The DF-27 marks the fourth anti-ship ballistic missile in China’s inventory, joining the DF-26 intermediate-range ballistic missile, the YJ-17 hypersonic glide vehicle-fitted ballistic missile, and the DF-21D medium-range ballistic missile. Each successive system in that family has pushed the engagement range further across the Pacific. The DF-21D can threaten naval vessels in the western Pacific. The DF-26 extended that threat envelope toward Guam in the mid-Pacific. The DF-27, with its 8,000-kilometer maximum stated range, extends coverage substantially further — far deeper across the ocean and toward the U.S. West Coast.

The DF-27 is assessed as a solid-fueled, road-mobile system launched from a transporter-erector-launcher, a configuration that enhances survivability through mobility and complicates pre-emptive targeting. That is precisely what the Weibo footage illustrates. A road-mobile missile system can disperse across a country’s highway and rail network, relocate on short notice, and present no fixed target for adversary strike planners to hold at risk. The convoy shown in the social media video — multiple large TEL vehicles moving in formation through a city — is consistent with routine repositioning exercises that keep mobile missile forces unpredictable and survivable.
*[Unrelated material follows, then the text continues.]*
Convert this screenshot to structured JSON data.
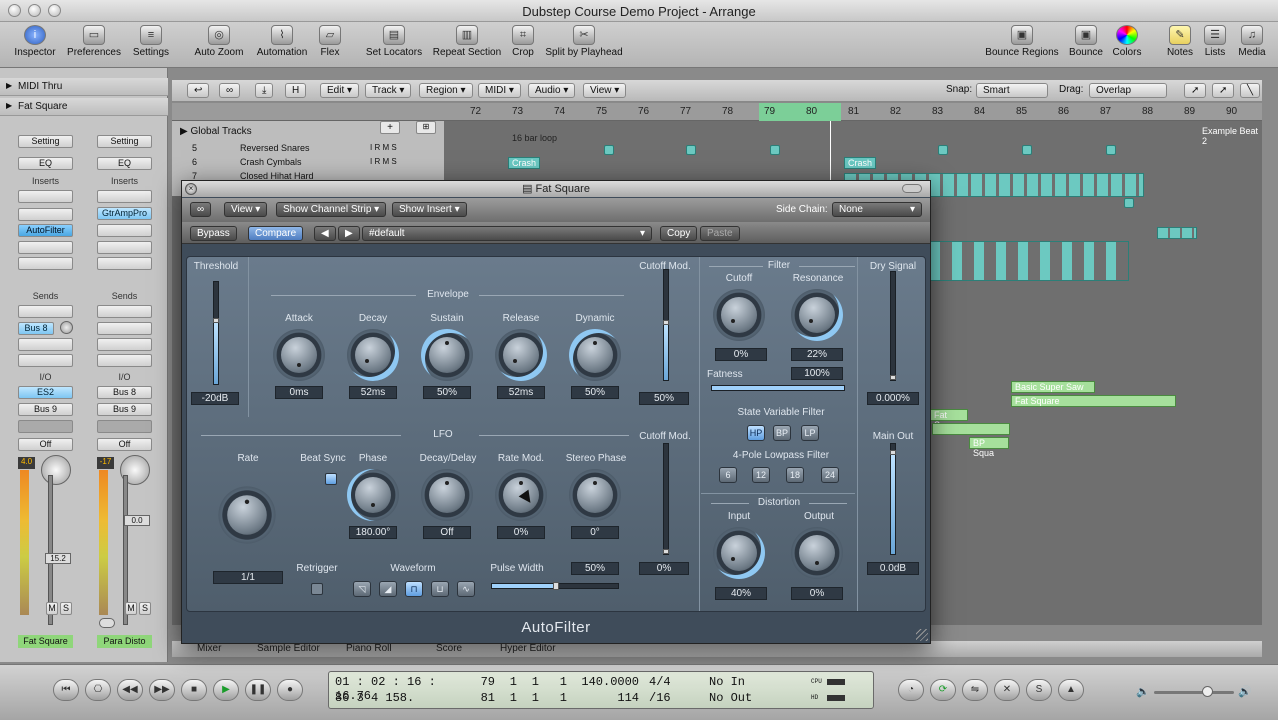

The Pentagon’s 2025 report assessed that China has the world’s leading hypersonic missile arsenal and continued to advance the development of both conventional and nuclear-armed hypersonic missile technologies throughout the past year. China has also created, by the same assessment, the world’s largest ground-launched ballistic and cruise missile inventory in the intermediate range class. The DF-27 sits atop that already formidable architecture as its longest-reaching conventional strike weapon.

What can be said with confidence is that the DF-27 is fielded, mobile, and visible — a combination that sends an unmistakable signal about the trajectory of China’s long-range conventional strike capability and the expanding threat envelope it presents to U.S. and allied naval forces operating across the Indo-Pacific.